Das erste Ökosystem umfasst 26 Partner-Plugins und 47 anpassungsfähige Fähigkeiten. Thomson Reuters hat auch den Fallkontext von HighQ in ChatGPT integriert. Der Wettbewerb im Bereich juristischer KI verlagert sich von "wessen Modell ist intelligenter" hin zu professionellen Daten, Werkzeugverbindungen und Workflow-Einstiegspunkten.

Hochrisiko-Branchen sollten zunächst die Frage "wage zu nutzen" angehen.

Rechtliche Angelegenheiten betreffen die Vertraulichkeit der Mandanten, und Modellfunktionen sind nicht das einzige Hindernis. OpenAI hat das Trusted Access Program für berechtigte Kanzleien gestartet, mit API-Unterstützung für Zero Data Retention; ChatGPT Enterprise führt standardmäßig keine manuellen Überprüfungsprozesse durch.

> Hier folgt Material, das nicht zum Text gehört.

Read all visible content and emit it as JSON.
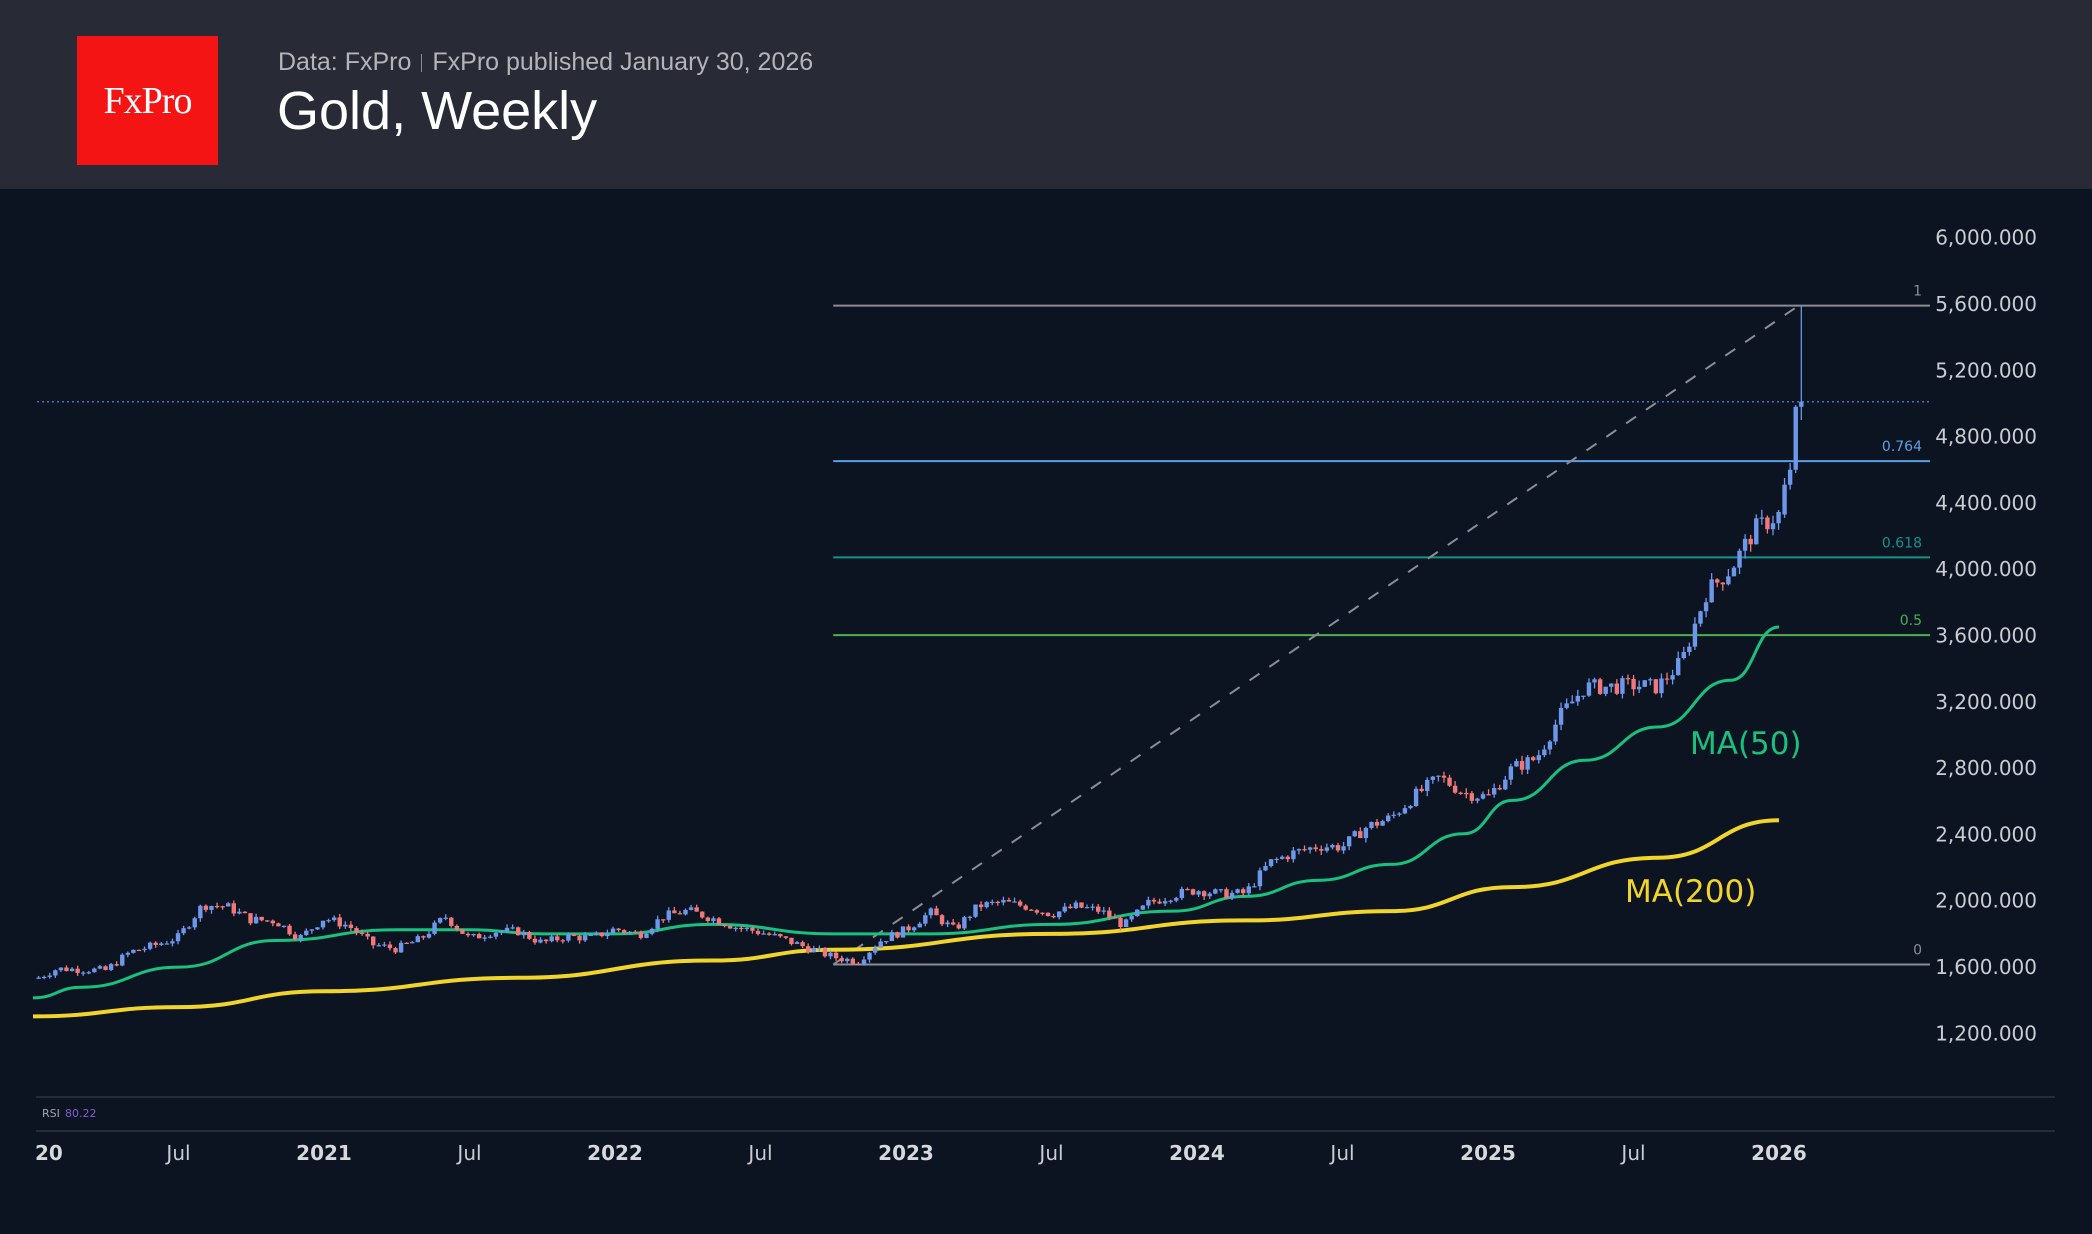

OpenAI hat außerdem mit Latham & Watkins zusammengearbeitet, um Informationsberechtigungen, ethische Mauern, Mandantenanweisungen und Kontrollmechanismen für Anwaltskanzleien zu entwerfen. Astra for Law ist zunächst für einige US-Kanzleien offen und wird ChatGPT und Codex als "GPT-6 Astra Law" einführen, wobei später API-Versionen veröffentlicht werden.

Astra for Law ist eher ein vertikales Plattformisierungsexperiment für die Branche: Wenn Modelle, berufliche Daten, Genehmigungsverwaltung und Plugin-Ökosysteme in derselben Infrastruktur zusammengefasst werden, verlagert sich der Kernwettbewerb um legale KI von einem einzelnen Assistenten zu dem, der wirklich in die täglichen Produktionssysteme professioneller Institutionen eintreten kann.